Donald Cerrone knows that his mixed martial arts career is coming to a close, but “Cowboy” would prefer to go out on his terms.
The 36-time Octagon veteran is winless in his last five UFC appearances. After his last bout, a majority draw with Niko Price at UFC Fight Night 178 on Sept. 19, Dana White suggested it was time to have a conversation with Cerrone about retirement.
“For him tonight, the win for him tonight, he was on his way out in the first 30 seconds of the first round,” White said at the card’s post-fight press conference. “He fought back, he’s tough, he’s durable. I love ‘Cowboy,’ and I know this is going to f—ing crush him and break his heart, but it’s time to have a conversation with him.”
Cerrone dismissed the notion at the time but more recently, the BMF Ranch founder acknowledged that his career does have a shelf life.

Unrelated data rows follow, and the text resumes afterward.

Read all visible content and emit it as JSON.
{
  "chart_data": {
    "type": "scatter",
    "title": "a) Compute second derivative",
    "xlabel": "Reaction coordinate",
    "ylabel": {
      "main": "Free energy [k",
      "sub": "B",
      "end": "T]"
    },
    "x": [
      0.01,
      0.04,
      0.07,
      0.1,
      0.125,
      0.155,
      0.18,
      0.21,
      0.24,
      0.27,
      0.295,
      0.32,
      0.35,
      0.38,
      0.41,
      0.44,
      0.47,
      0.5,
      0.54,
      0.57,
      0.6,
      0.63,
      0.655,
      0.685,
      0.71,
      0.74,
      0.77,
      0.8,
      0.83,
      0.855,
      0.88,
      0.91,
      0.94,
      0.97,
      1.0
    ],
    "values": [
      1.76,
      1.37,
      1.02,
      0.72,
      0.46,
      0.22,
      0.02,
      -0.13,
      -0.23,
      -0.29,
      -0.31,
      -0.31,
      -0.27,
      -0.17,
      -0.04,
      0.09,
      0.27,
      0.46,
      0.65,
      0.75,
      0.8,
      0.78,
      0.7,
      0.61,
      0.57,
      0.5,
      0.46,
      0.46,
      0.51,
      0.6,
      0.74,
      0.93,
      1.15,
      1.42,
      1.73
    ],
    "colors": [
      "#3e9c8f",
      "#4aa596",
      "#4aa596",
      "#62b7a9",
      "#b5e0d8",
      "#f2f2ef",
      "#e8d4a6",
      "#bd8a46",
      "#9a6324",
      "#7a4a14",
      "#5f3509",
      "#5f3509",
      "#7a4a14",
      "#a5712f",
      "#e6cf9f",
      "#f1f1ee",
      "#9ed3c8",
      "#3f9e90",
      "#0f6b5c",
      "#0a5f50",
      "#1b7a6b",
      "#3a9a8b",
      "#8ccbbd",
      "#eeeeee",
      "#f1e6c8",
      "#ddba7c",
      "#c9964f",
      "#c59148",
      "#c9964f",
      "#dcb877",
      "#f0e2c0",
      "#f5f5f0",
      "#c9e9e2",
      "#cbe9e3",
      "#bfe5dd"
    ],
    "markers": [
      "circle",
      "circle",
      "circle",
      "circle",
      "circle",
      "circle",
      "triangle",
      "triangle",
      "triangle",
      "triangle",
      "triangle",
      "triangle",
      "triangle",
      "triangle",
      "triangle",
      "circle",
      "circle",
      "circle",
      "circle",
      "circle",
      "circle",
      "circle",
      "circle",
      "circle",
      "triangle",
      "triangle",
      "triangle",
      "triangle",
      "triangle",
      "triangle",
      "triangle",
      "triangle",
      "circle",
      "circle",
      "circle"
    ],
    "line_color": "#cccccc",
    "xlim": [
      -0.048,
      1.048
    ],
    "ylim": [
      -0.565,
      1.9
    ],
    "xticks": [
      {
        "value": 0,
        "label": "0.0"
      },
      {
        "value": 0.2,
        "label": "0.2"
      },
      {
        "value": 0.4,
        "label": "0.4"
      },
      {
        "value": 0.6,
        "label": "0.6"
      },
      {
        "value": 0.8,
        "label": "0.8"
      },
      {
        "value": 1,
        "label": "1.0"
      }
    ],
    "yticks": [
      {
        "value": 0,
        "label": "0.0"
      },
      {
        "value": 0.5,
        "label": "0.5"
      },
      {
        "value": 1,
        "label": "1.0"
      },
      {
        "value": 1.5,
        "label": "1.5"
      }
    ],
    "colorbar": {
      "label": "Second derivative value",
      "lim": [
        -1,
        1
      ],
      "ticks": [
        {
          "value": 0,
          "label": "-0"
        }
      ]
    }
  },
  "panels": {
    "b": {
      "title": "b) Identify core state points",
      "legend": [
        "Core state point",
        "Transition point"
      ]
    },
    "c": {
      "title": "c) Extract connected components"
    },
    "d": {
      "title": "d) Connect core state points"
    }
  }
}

“This is the last run,” Cerrone said in a video posted to his YouTube channel. “This is it. I don’t have much left in me, timewise. If I’m going to really say this is my last run, really give it all. I’d rather go out when I want to. Go perform, enjoy it and then kick off the boots while I’m still flying through the air, call it a day. Not get cut, or everyone telling me I need to slow down or stop.
“I want to retire when I want to retire. I don’t care about what everyone else wants to say. Realistically, I’ve probably got a couple years left. That’s probably four or five fights left in me.”
Cerrone is currently mired in the longest winless skid of his professional tenure, but there’s one defeat that haunts him more than the rest — and that’s the 40-second TKO loss to Conor McGregor at UFC 246 in January.
“Talk about not wanting to be there. That was me fight day. I didn’t want to be nowhere [near that fight]. Slow starter, no starter, didn’t want to be there,” Cerrone said. “That was me. It sucked. On the biggest stage, still to this day that’s the biggest pay-per-view sold fight ever, right? Everyday I look at that poster like it sucks. That’s good. I need that motivation.
“Talk about the biggest letdown ever. That was it. Biggest moment to shine. That kills me all the time. Like quitting. Didn’t even want to be there. That burns.”
Cerrone says that he plans on competing exclusively at lightweight for the final stretch of his career. He hopes to return to the Octagon next year to begin to change the narrative regarding the twilight of his career.
“I got two years left. Let’s go. Let’s make these the last, the best,” he said. “If it’s going to be my last ride, I want to ride the biggest and baddest and jump off while she’s still kicking and go.”